Как восхитительно незаметно подстраивает свои ловушки Рок! Словно пасьянс раскладывает… Они тронулись в путь солнечным утром; Глория и Жюли — на переднем сиденье, Оливье — сзади со своими папками, отчетами и документами. Он никогда не переставал работать; бессменный секретарь Жорж, преданный и неутомимый, был всегда рядом, но в тот день отправился в Рим раньше патрона, чтобы сыграть роль «квартирьера».
— Сбрось скорость, — то и дело приказывал Глории муж, — не стоит рисковать.
Путешествие вышло веселым, хотя Жюли уже решила отказаться от дорогого подарка зятя. Легковой автомобиль был для нее вещью сугубо бесполезной, она бы предпочла хороший фургон, обитый изнутри войлоком, чтобы можно было безопасно перевозить «Плейель». Как объяснить Оливье, что концертный рояль — не предмет мебели? Она попробует сделать это после римского концерта — с помощью Глории.
«Испано-сюиза» неуклонно двигалась навстречу катастрофе. Остались позади Генуя и Пиза.
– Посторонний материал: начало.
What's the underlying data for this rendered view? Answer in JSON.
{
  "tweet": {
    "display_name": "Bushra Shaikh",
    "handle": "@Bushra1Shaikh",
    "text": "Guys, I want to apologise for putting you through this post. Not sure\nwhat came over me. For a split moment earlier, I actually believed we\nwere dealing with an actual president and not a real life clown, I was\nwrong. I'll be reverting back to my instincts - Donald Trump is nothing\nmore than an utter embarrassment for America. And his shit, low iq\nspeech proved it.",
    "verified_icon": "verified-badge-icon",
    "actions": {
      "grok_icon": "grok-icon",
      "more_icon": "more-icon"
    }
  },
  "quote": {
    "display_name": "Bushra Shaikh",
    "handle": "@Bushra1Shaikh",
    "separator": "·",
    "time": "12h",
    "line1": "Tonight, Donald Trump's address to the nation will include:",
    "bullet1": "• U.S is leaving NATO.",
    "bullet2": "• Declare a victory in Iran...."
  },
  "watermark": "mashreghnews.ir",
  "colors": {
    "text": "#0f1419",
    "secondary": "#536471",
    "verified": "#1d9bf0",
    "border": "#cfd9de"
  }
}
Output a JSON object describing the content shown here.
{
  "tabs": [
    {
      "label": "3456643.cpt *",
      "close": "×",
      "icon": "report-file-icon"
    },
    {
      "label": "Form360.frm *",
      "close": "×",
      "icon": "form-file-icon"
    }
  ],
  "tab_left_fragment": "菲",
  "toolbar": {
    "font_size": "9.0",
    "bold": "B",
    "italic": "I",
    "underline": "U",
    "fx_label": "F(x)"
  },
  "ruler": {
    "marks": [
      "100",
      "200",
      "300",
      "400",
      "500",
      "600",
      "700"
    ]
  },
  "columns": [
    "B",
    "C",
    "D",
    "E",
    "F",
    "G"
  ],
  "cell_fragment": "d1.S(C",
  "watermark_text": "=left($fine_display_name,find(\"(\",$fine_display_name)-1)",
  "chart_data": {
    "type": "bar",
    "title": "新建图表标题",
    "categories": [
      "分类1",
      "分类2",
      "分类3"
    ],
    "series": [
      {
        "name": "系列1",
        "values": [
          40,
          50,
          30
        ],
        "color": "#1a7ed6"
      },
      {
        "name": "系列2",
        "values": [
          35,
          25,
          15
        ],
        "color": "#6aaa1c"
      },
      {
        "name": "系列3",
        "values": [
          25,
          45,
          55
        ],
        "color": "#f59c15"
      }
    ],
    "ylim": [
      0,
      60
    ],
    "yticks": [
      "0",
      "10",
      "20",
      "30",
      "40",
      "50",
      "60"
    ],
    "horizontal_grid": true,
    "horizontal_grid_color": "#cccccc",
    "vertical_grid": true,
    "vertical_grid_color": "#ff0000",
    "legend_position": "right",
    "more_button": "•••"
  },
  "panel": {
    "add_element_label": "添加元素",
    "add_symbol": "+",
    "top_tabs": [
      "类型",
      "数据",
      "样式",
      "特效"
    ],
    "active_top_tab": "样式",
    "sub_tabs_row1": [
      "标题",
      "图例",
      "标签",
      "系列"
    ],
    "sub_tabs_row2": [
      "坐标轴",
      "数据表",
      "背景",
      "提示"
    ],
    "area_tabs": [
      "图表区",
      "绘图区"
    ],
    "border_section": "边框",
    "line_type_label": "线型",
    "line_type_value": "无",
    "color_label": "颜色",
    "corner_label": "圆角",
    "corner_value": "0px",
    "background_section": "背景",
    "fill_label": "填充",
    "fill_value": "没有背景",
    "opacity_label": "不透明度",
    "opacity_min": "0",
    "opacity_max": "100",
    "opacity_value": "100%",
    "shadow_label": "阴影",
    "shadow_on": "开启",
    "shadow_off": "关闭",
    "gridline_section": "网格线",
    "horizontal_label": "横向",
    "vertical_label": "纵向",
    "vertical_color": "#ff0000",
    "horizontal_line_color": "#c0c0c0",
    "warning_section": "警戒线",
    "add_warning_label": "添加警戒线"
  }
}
С какой стати они решили сделать крюк через Флоренцию? Хитроумная злодейка-судьба наверняка приготовила им не одну ловушку, но в конце концов остановилась на варианте с грозой, короткой и бурной летней грозой с проливным дождем, из-за которого дорога стала скользкой. Оливье сказал, что ему нужно встретиться во Флоренции с деловым партнером из Милана, что «это очень важно и займет не больше двух часов».
Перед мысленным взором Жюли возникает асфальтовая лента дороги, и ее руки инстинктивно тянутся к животу, чтобы спрятать их, защитить. Удар по тормозам, стремительно летящий навстречу столб. Потом ее вышибленная из тела душа оказалась по другую сторону жизни, и она услышала знакомый голос, который никак не могла узнать: «Доигралась, черт бы тебя побрал! Посмотри на ее руки», гуденье клаксонов, крики. Кто-то произнес: «Придется ампутировать…», и возникла боль. Много месяцев без перерыва искалеченные запястья сводило судорогой, они немели и затекали, но самая ужасная боль жила у нее в мозгу. А потом наступил черный день, когда хирург сказал ей правду: «Вы больше не сможете играть. Никогда…»
Жюли поднимается. Надевает перчатки — от них воняет, как от старой трубки. Расправляет юбку. Время близится к одиннадцати. Она пожимает плечами, гоня воспоминания прочь. К чему ворошить прошлое? Тем более что Оливье… Не стоит будить «спящую собаку». Правосудие свершилось, и прошлое уподобилось цветущей кладбищенской аллее.
Жюли бредет домой. Завтра… Да, теперь у нее есть «завтра», и она заснет без снотворного.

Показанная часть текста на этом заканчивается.